9. Ditch hormonal birth control
If you've been thinking about saying goodbye to hormonal birth control (the pill, the patch, the ring, the shot, the stick, the Mirena IUD) here is some food for thought. Hormonal birth control is a purposefully designed endocrine disruptor. Its objective is to impair female fertility. Hormonal birth control does not contain estrogen and progesterone. In fact, it contains synthetic imitations called ethinyl estradiol and progestins, which are structurally very different from the sex hormones our bodies make. Unfortunately, these mimics impact much more than our fertility, they have far reaching effects throughout the body ranging from hair growth to digestion, from mood swings to blood clotting, to name a few. (Obviously for many people, the benefits outweigh the risks).
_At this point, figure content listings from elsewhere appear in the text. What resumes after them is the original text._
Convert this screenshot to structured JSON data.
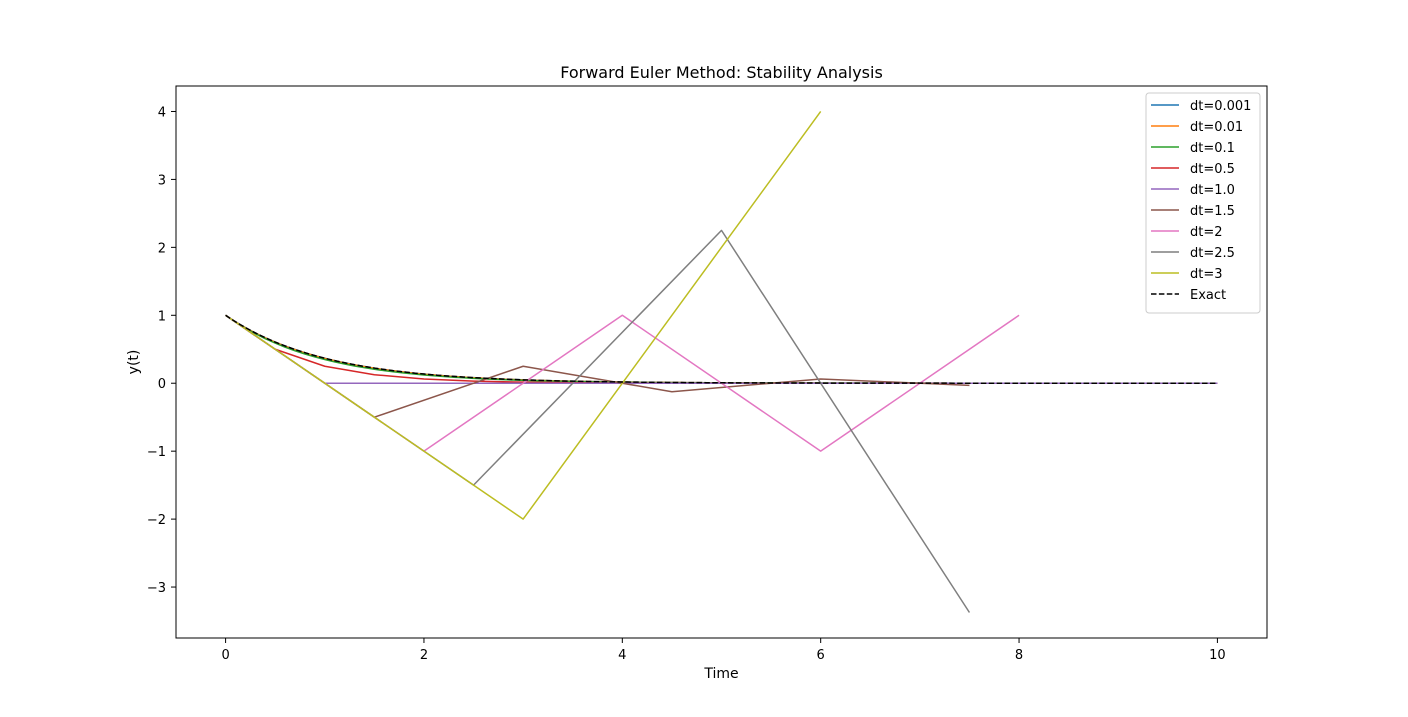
{
  "chart_data": {
    "type": "line",
    "title": "Forward Euler Method: Stability Analysis",
    "xlabel": "Time",
    "ylabel": "y(t)",
    "xlim": [
      -0.5,
      10.5
    ],
    "ylim": [
      -3.75,
      4.375
    ],
    "xticks": [
      0,
      2,
      4,
      6,
      8,
      10
    ],
    "yticks": [
      -3,
      -2,
      -1,
      0,
      1,
      2,
      3,
      4
    ],
    "grid": false,
    "legend_position": "top-right",
    "series": [
      {
        "name": "dt=0.001",
        "color": "#1f77b4",
        "dash": false,
        "kind": "exp",
        "dt": 0.001
      },
      {
        "name": "dt=0.01",
        "color": "#ff7f0e",
        "dash": false,
        "kind": "exp",
        "dt": 0.01
      },
      {
        "name": "dt=0.1",
        "color": "#2ca02c",
        "dash": false,
        "kind": "exp",
        "dt": 0.1
      },
      {
        "name": "dt=0.5",
        "color": "#d62728",
        "dash": false,
        "x": [
          0,
          0.5,
          1,
          1.5,
          2,
          2.5,
          3,
          3.5,
          4,
          4.5,
          5,
          5.5,
          6,
          6.5,
          7,
          7.5,
          8,
          8.5,
          9,
          9.5,
          10
        ],
        "y": [
          1,
          0.5,
          0.25,
          0.125,
          0.0625,
          0.03125,
          0.015625,
          0.0078125,
          0.00390625,
          0.001953,
          0.000977,
          0.000488,
          0.000244,
          0.000122,
          6.1e-05,
          3.1e-05,
          1.5e-05,
          8e-06,
          4e-06,
          2e-06,
          1e-06
        ]
      },
      {
        "name": "dt=1.0",
        "color": "#9467bd",
        "dash": false,
        "x": [
          0,
          1,
          2,
          3,
          4,
          5,
          6,
          7,
          8,
          9,
          10
        ],
        "y": [
          1,
          0,
          0,
          0,
          0,
          0,
          0,
          0,
          0,
          0,
          0
        ]
      },
      {
        "name": "dt=1.5",
        "color": "#8c564b",
        "dash": false,
        "x": [
          0,
          1.5,
          3,
          4.5,
          6,
          7.5
        ],
        "y": [
          1,
          -0.5,
          0.25,
          -0.125,
          0.0625,
          -0.03125
        ]
      },
      {
        "name": "dt=2",
        "color": "#e377c2",
        "dash": false,
        "x": [
          0,
          2,
          4,
          6,
          8
        ],
        "y": [
          1,
          -1,
          1,
          -1,
          1
        ]
      },
      {
        "name": "dt=2.5",
        "color": "#7f7f7f",
        "dash": false,
        "x": [
          0,
          2.5,
          5,
          7.5
        ],
        "y": [
          1,
          -1.5,
          2.25,
          -3.375
        ]
      },
      {
        "name": "dt=3",
        "color": "#bcbd22",
        "dash": false,
        "x": [
          0,
          3,
          6
        ],
        "y": [
          1,
          -2,
          4
        ]
      },
      {
        "name": "Exact",
        "color": "#000000",
        "dash": true,
        "kind": "exp",
        "dt": 0.05
      }
    ]
  }
}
By switching to a non-hormonal method (condoms, withdrawal, fertility awareness, diaphragm, copper IUD) you will be giving your endocrine system a chance to recover and restore its natural hormone balance. You'll also be helping out the environment by not sending your hormonal BC into the water and soil via your pee and used up devices. If you want to know more about the effects of hormonal BC I recommend this book. If you want a good layout of all your birth control options Bedsider is a great resource.
While you may hear the argument that any one of these sources of endocrine disruptors is "small" or at a "safe level," the inconvenient truth is that many of them accumulate in our bodies and our environment over time. While we can't avoid endocrine disruptors entirely, we can take small, significant steps to decrease our exposure. I hope you find a few ideas on this list that work for your lifestyle.